By 1991, there was a realization in South Africa that our previously disadvantaged fellow citizens were going to be in a new democratic society and would be moving from limited involvement in the economy into the mainstream. They had no experience with that, and there was nothing written down to guide them. There was also no guide as to how a board should treat stakeholders other than shareholders. I had practiced as a corporate lawyer for many years in South Africa, and I had sat on many boards. The Institute of Directors [in South Africa] and the Johannesburg Stock Exchange, as it was then called [now the JSE Securities Exchange], got together and asked me to chair a committee that was assembled to look at these issues.
The main item we discussed was, considering the special circumstances in the country, how to approach corporate governance in the new South Africa. Rather than focusing just on the financial aspects of governance, like the United Kingdom's 1992 Cadbury Code, we went for an integrated approach that looked at stakeholders as a whole who were linked through the company, and at how the board should deal with those stakeholders.
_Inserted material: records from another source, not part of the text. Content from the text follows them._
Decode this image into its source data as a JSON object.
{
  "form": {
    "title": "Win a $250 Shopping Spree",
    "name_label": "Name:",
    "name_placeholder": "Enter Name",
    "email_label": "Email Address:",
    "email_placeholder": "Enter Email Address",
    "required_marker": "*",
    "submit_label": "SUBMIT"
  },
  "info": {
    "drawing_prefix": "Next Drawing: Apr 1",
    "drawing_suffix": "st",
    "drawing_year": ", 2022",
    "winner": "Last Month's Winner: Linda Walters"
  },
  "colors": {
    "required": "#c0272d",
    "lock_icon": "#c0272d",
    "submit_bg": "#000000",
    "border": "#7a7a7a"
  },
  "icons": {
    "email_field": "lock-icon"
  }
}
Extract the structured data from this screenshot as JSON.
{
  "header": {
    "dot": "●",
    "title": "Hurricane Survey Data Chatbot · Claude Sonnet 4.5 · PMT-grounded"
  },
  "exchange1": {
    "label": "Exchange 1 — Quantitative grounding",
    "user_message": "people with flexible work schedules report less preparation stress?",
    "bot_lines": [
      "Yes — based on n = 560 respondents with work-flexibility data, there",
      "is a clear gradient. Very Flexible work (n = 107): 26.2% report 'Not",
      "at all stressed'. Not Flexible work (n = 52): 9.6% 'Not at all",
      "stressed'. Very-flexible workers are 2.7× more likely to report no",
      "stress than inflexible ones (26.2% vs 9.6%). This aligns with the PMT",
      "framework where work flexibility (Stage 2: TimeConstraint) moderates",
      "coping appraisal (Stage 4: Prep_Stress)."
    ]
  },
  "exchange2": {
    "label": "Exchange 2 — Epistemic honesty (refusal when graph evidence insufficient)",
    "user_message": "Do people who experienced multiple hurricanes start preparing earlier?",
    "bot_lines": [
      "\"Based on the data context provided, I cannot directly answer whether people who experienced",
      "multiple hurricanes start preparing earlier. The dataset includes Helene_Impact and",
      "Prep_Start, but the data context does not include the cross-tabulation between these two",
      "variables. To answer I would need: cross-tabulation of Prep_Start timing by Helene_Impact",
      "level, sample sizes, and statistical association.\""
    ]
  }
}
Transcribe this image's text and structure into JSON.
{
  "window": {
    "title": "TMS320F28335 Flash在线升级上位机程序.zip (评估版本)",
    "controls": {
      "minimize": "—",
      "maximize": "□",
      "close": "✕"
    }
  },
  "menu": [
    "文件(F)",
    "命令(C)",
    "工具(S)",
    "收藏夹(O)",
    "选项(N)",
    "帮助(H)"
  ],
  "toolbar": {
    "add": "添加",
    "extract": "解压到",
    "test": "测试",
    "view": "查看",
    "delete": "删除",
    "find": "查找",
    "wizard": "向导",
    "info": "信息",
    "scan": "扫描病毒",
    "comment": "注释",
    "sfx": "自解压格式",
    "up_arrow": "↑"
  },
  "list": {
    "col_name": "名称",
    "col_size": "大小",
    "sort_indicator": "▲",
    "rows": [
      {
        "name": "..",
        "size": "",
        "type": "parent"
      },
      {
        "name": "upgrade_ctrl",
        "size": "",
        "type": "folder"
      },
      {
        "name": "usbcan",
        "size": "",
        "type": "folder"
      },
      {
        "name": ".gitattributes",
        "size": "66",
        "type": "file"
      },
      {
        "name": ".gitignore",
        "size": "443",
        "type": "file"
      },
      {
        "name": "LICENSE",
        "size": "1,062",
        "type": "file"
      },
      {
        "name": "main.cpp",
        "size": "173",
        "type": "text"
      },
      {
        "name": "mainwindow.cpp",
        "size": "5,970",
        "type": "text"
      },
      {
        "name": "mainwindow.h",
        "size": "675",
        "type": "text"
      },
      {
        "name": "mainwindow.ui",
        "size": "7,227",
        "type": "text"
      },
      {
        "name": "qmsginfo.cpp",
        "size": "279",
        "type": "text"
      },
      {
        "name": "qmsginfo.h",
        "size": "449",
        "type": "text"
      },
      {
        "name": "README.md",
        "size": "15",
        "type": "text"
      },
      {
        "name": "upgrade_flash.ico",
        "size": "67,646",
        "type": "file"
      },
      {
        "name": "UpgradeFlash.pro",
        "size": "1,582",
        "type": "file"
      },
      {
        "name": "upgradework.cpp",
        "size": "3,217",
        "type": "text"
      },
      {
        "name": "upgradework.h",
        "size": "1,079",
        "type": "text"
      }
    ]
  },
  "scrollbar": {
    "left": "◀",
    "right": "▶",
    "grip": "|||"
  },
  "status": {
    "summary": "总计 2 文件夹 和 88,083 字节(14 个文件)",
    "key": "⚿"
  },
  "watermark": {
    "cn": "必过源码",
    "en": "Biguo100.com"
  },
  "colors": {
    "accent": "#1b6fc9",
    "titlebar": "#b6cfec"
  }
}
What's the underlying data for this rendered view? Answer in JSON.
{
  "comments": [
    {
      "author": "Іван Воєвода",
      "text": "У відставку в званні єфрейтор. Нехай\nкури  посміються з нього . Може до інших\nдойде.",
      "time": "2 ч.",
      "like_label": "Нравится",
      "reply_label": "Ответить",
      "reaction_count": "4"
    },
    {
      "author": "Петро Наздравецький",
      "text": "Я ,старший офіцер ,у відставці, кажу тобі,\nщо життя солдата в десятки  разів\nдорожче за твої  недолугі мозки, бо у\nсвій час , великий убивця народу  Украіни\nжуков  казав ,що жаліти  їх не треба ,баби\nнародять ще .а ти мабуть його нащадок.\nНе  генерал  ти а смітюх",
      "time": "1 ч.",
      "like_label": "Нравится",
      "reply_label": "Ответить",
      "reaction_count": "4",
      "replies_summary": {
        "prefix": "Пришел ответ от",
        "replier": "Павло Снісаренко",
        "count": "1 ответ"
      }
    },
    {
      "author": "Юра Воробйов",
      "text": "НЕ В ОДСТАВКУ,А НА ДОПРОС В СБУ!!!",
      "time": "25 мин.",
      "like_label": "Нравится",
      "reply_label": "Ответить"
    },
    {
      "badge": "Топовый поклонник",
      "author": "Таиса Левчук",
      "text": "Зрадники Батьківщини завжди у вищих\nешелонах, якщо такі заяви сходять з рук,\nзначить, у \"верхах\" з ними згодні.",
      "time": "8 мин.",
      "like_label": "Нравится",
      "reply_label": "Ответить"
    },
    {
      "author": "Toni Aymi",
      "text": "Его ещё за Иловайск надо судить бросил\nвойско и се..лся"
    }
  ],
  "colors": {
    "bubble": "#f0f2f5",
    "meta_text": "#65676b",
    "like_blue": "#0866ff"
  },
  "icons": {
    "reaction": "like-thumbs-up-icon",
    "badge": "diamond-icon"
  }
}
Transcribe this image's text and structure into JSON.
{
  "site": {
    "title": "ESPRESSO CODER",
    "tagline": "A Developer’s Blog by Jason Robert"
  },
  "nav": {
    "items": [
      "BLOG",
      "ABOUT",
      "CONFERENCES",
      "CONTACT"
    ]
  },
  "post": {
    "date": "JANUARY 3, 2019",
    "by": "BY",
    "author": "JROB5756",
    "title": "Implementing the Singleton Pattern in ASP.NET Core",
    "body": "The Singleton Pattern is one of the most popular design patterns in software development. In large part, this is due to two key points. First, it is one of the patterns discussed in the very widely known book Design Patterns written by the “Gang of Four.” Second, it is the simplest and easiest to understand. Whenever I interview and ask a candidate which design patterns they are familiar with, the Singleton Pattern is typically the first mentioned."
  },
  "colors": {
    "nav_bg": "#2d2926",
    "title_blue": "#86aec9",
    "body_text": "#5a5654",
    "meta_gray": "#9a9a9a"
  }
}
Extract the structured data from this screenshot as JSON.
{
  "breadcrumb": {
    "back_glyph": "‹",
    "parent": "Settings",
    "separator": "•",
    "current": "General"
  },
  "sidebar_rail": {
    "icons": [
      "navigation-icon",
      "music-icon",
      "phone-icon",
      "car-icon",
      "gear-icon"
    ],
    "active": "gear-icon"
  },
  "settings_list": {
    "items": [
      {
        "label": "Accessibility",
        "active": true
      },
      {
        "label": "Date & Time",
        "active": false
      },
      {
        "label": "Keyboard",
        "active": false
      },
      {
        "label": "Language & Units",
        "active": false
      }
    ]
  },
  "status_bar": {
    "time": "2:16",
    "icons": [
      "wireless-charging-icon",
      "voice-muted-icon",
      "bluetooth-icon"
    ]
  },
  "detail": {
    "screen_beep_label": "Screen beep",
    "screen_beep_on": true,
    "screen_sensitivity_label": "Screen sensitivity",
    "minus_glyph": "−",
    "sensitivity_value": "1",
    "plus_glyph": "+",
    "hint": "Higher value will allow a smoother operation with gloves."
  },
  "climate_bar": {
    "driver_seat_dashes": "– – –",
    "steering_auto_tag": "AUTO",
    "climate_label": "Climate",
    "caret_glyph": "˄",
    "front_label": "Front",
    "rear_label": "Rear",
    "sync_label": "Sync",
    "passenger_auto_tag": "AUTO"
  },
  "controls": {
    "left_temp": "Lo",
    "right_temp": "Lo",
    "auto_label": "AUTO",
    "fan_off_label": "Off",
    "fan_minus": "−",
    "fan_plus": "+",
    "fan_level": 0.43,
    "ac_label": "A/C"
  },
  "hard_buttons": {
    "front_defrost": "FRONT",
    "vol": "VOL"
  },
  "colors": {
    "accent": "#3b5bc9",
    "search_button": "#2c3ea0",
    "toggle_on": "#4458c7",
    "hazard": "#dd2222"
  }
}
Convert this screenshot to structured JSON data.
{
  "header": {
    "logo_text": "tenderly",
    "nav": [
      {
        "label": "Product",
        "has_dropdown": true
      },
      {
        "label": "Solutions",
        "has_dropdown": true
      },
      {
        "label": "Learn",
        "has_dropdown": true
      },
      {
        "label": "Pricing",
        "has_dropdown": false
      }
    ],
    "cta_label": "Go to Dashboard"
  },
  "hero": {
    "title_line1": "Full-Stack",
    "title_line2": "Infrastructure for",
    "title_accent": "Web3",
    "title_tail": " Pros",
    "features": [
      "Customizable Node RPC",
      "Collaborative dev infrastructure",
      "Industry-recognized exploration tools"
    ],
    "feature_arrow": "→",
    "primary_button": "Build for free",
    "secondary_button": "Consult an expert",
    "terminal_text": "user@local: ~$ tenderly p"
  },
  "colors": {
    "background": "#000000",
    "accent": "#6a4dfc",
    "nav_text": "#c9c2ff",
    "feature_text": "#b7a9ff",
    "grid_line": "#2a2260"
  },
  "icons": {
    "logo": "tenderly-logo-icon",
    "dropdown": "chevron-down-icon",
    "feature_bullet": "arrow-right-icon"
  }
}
It was the first time anyone had taken an integrated approach in articulating governance guidelines.
We decided to do King II because the governance of corporations is a dynamic thing. It doesn't stand still, and there were huge global developments from the time we published King I to the time we did King II. Companies around the world had learned over the years to approach reporting on an integrated basis, addressing social, economic, and environmental matters.
For the most part, King II doesn't seem to directly address the issues that led to the creation of King I.
We recommended in King I that companies engage in what became known as affirmative action. We set down guidelines in King I in an appendix as to how that should be carried out. Between 1994 and the publication of King II, the South African government passed the Employment Equity Act, which actually addressed the issue in its statutes, so it was unnecessary to deal with that in King II.
How has the South African government responded to King I and II?
The short answer is that there's been a positive reaction. However, there's been one response to which I'm opposed. There's some suggestion that certain aspects of the recommendations in King II should be legislated--in other words, be compulsory for all companies. Business is a difficult matter, and those who run it can't have the prescience to envisage what is going to happen from day to day, so they need flexibility in the processes associated with. administering their companies. To have the rigidity of a statute doesn't make business sense.
And how have South African companies responded to King I and King II?
Like all orchards, the corporate governance orchard in South Africa has a few diseased trees, but it is very healthy overall. That is not just my impression; it is the perception, for example, of American institutions that invest in South Africa because they believe that our country is among the best--if not the best--when it comes to corporate governance of emerging economies.
The JSE has adopted the King principles in its revised listing requirements. Parastatals [large state-owned enterprises] and the larger private companies are adhering to the main principles. Market forces dictate this.
In the United States, there has been a lot of criticism of efforts to draw up even more detailed rules, especially from overseas where many people believe that a principle-based approach is more effective.